Wanneer besluit een mens schrijver te worden? Goede vraag, Ingrid.
Nu het antwoord nog.
Ik kan natuurlijk een prachtig verhaal ophangen over die ene dag, dat ene moment. Het was donker en ineens, ineens scheen er een bundel licht vanuit de hemel. De stralen daalden neer, tot zo vlak voor mijn voeten en er verscheen een engel. Met vleugels en een bijpassend galmdeuntje. Jij, zei de engel, jij, Milou van der Will, jij wordt schrijfster. En hop, zo vlug als hij gekomen was, zo vlug verdween de engel weer. Alsof hij er nooit geweest was! Ik draaide me enigszins verward om en krabde me achter de oren. Nou ja, dacht ik, als hij het zegt.
Zo daar, hebben we de dag waarop ik besloot om schrijfster te worden.
Nee, toch niet. Het ging anders. Het werkelijke verhaal is saai. Voorspelbaar. Het is zo’n verhaal over een meisje dat al op jonge leeftijd boekjes in elkaar knutselde. Saai. Het is dat verhaal van de puber die een boek leest en droomt over de dag waarop ze ooit ook zo mooi kan schrijven. Sahaaaaahaaaiiiii!

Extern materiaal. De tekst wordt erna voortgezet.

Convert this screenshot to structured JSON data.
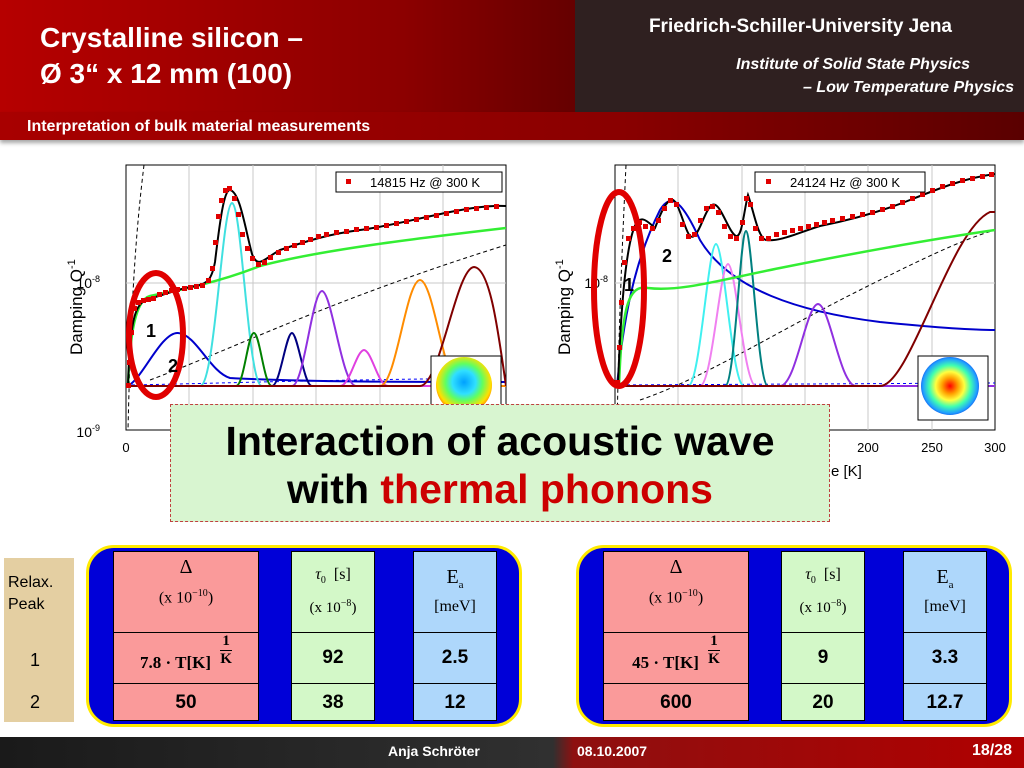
{
  "header": {
    "title_line1": "Crystalline silicon –",
    "title_line2": "Ø 3“ x 12 mm (100)",
    "university": "Friedrich-Schiller-University Jena",
    "institute_line1": "Institute of Solid State Physics",
    "institute_line2": "– Low Temperature Physics",
    "subtitle": "Interpretation of bulk material measurements"
  },
  "charts": [
    {
      "ylabel": "Damping Q",
      "ylabel_sup": "-1",
      "ytick_upper": "10",
      "ytick_upper_sup": "-8",
      "ytick_lower": "10",
      "ytick_lower_sup": "-9",
      "xtick_first": "0",
      "legend": "14815 Hz @ 300 K",
      "peak_labels": [
        "1",
        "2"
      ]
    },
    {
      "ylabel": "Damping Q",
      "ylabel_sup": "-1",
      "ytick_upper": "10",
      "ytick_upper_sup": "-8",
      "xticks_visible": [
        "200",
        "250",
        "300"
      ],
      "xlabel_visible": "e [K]",
      "legend": "24124 Hz @ 300 K",
      "peak_labels": [
        "1",
        "2"
      ]
    }
  ],
  "chart_data": [
    {
      "type": "line",
      "xlim": [
        0,
        300
      ],
      "y_scale": "log",
      "ylim": [
        1e-09,
        5e-08
      ],
      "series": [
        {
          "name": "14815 Hz @ 300 K",
          "marker": "square",
          "color": "#e00000"
        }
      ]
    },
    {
      "type": "line",
      "xlim": [
        0,
        300
      ],
      "y_scale": "log",
      "series": [
        {
          "name": "24124 Hz @ 300 K",
          "marker": "square",
          "color": "#e00000"
        }
      ]
    }
  ],
  "overlay": {
    "line1": "Interaction of acoustic wave",
    "line2_prefix": "with ",
    "line2_highlight": "thermal phonons"
  },
  "relaxation": {
    "title_line1": "Relax.",
    "title_line2": "Peak",
    "row1": "1",
    "row2": "2"
  },
  "tables": [
    {
      "delta_header": "Δ",
      "delta_unit": "x 10",
      "delta_exp": "−10",
      "delta_row1": "7.8 · T[K]",
      "delta_frac_num": "1",
      "delta_frac_den": "K",
      "delta_row2": "50",
      "tau_header": "τ",
      "tau_sub": "0",
      "tau_unit": "[s]",
      "tau_mult": "x 10",
      "tau_exp": "−8",
      "tau_row1": "92",
      "tau_row2": "38",
      "ea_header": "E",
      "ea_sub": "a",
      "ea_unit": "[meV]",
      "ea_row1": "2.5",
      "ea_row2": "12"
    },
    {
      "delta_header": "Δ",
      "delta_unit": "x 10",
      "delta_exp": "−10",
      "delta_row1": "45 · T[K]",
      "delta_frac_num": "1",
      "delta_frac_den": "K",
      "delta_row2": "600",
      "tau_header": "τ",
      "tau_sub": "0",
      "tau_unit": "[s]",
      "tau_mult": "x 10",
      "tau_exp": "−8",
      "tau_row1": "9",
      "tau_row2": "20",
      "ea_header": "E",
      "ea_sub": "a",
      "ea_unit": "[meV]",
      "ea_row1": "3.3",
      "ea_row2": "12.7"
    }
  ],
  "footer": {
    "author": "Anja Schröter",
    "date": "08.10.2007",
    "page": "18/28"
  },
  "colors": {
    "header_red": "#b60000",
    "header_dark": "#2f2020",
    "data_red": "#e00000",
    "highlight_red": "#cc0000",
    "table_frame_blue": "#0000d8",
    "table_frame_yellow": "#ffea00",
    "overlay_green": "#d8f5d0"
  }
}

De moeder van David S. Zo heette dat boek. Het was van Yvonne Keuls. Ik herlas het wel een stuk of tien keer, zo mooi vond ik het. Vurig hoopte ik dat ik later ook zulke heftige problemen aan de kaak kon stellen. Verhalen vertellen, net zo indringend als Keuls – daarvoor stelde ik mijn eeuwige ambitie om kapster te worden bij. Dan maar geen coupe soleil en hippe hanenkammen. In plaats daarvan koos ik voor spannende personages en verhaallijnen.
Al in slaap gevallen? Het spijt me. De werkelijkheid is soms saai. Niets aan. Misschien is dat wel de reden dat ik schrijver ben geworden – of ben ik het altijd al geweest? Schrijvers zijn dromers. Denkers. Elk mogelijk moment ontsnappen ze aan het dagelijks leven. Zo ook ik. Als ik in de trein zit is de man tegenover me binnen vijf minuten van een vreemdeling getransformeerd tot Freek. Freek is een hartchirurg die in zijn jonge jaren in Afrika heeft gewerkt. In Afrika ontmoette hij zijn eerste vrouw, met wie hij twee kinderen kreeg. Eén van die kinderen werkt nu inmiddels ook als arts in Afrika, trouwens. Maar goed, Freek is nu bij zijn derde vrouw – twintig jaar jonger, lekker kontje, goede tieten – voor wie hij zojuist bij de Hunkemöller (zo zie ik aan het tasje naast hem) een nieuw pittig setje heeft gekocht. Helaas voor hem ligt zijn derde vrouw, Sandra heet ze, nu bij haar jeugdliefde in bed. Het setje zal ze dus zogenaamd verrast in ontvangst nemen vanavond, maar niet aantrekken. Een ander keertje, schat, zal ze zeggen. En dan… stapt hij ineens uit.
Nou ja, ik verzin dus verhalen, dat is wat ik doe. En als dat is wat schrijven is, dan doe ik dat dus al mijn hele leven. Ik verzin verhalen over mannen in de trein, over de achtergrond van nieuwsberichten, over de dag waarop de schroevendraaier ontdekt werd, over alles. Verhalen van vrienden vervorm ik in mijn fantasie tot perfecte plotwendingen, of op z’n minst tot een aardig lijntje dat dan weer verdwaalt in een ander verhaal. Als ik op vakantie ga, dan wordt het nóg erger, want dan heb ik geen afleiding van opdrachtgevers die me bellen of de wc die gepoetst moet worden. En dan gaat het dus los, dan ontploft mijn hoofd werkelijk van de verhalen en verlies ik meer dan eens het contact met de realiteit.
Soms schrijf ik een verhaal op. Zo ook op de dag dat ik begon te schrijven aan mijn debuut, Rood licht. En ja, misschien is dat dan wel de dag waarop ik officieel besloot om schrijver te worden.
Anita, volgens mij moet ik jou nu een vraag stellen. Verzin jij ook altijd verhalen bij vreemde mensen die je tegenkomt in de trein? Ah toe, vertel eens.